On the threshold of spread-out voter model percolation

Abstract: In the $R$-spread out, $d$-dimensional voter model, each site $x$ of $\mathbb{Z}^d$ has state (or 'opinion') 0 or 1 and, with rate 1, updates its opinion by copying that of some site $y$ chosen uniformly at random among all sites within distance $R$ from $x$. If $d \geq 3$, the set of (extremal) stationary measures of this model is given by a family $\mu_{\alpha, R}$, where $\alpha \in [0,1]$. Configurations sampled from this measure are polynomially correlated fields of 0's and 1's in which the density of 1's is $\alpha$ and the correlation weakens as $R$ becomes larger.
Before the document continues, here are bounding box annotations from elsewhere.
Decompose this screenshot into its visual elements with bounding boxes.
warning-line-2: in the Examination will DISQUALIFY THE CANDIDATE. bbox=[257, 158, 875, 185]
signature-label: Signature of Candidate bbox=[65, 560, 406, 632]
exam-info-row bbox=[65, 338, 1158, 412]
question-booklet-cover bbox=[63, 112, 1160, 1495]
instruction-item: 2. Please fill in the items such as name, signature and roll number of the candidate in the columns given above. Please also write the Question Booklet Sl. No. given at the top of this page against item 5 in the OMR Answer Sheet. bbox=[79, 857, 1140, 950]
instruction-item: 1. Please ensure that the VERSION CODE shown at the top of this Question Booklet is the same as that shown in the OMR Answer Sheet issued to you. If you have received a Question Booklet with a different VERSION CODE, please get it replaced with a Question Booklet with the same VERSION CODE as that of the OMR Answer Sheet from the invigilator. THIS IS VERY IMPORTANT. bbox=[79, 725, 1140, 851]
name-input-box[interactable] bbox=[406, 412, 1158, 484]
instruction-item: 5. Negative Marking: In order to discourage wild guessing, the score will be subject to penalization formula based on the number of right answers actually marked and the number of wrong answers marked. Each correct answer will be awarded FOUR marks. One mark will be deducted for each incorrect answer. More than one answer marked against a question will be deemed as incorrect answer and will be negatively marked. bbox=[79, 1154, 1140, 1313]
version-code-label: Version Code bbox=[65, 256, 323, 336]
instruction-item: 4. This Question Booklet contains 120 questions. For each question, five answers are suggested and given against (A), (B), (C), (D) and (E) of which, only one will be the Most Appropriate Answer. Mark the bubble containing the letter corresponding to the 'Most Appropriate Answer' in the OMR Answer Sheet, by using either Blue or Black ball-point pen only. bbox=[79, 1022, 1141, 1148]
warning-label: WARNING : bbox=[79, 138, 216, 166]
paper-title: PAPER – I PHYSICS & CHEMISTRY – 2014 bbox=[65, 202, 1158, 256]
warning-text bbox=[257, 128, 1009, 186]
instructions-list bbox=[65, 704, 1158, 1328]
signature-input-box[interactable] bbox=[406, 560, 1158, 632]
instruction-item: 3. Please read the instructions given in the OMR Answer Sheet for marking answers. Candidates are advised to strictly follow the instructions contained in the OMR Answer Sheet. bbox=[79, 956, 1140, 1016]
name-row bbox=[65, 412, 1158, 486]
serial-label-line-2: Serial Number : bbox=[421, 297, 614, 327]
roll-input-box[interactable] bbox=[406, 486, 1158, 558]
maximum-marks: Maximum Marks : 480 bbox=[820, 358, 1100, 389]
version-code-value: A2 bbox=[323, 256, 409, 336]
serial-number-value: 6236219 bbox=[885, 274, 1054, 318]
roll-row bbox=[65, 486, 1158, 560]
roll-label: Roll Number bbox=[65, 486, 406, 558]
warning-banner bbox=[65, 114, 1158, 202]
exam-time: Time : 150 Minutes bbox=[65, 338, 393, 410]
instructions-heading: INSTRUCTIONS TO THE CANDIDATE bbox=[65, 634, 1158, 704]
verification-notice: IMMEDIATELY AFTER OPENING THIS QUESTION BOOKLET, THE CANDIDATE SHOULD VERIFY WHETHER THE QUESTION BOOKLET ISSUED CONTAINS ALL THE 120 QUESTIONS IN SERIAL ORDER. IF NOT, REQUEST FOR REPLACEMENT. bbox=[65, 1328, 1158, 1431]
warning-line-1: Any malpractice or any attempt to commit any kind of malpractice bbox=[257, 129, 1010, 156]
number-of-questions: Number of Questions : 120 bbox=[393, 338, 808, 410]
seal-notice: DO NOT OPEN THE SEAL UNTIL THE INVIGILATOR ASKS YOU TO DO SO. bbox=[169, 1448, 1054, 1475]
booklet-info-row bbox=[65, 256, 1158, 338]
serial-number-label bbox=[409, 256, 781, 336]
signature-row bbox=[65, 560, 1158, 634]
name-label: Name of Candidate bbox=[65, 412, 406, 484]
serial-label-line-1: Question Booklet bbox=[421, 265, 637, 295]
We study these configurations from the point of view of nearest neighbor site percolation on $\mathbb{Z}^d$, focusing on asymptotics as $R \to \infty$. In \cite{RV15}, we have shown that, if $R$ is large, there is a critical value $\alpha_c(R)$ such that there is percolation if $\alpha > \alpha_c(R)$ and no percolation if $\alpha < \alpha_c(R)$. Here we prove that, as $R \to \infty$, $\alpha_c(R)$ converges to the critical probability for Bernoulli site percolation on $\mathbb{Z}^d$. Our proof relies on a new upper bound on the joint occurrence of events under $\mu_{\alpha,R}$ which is of independent interest.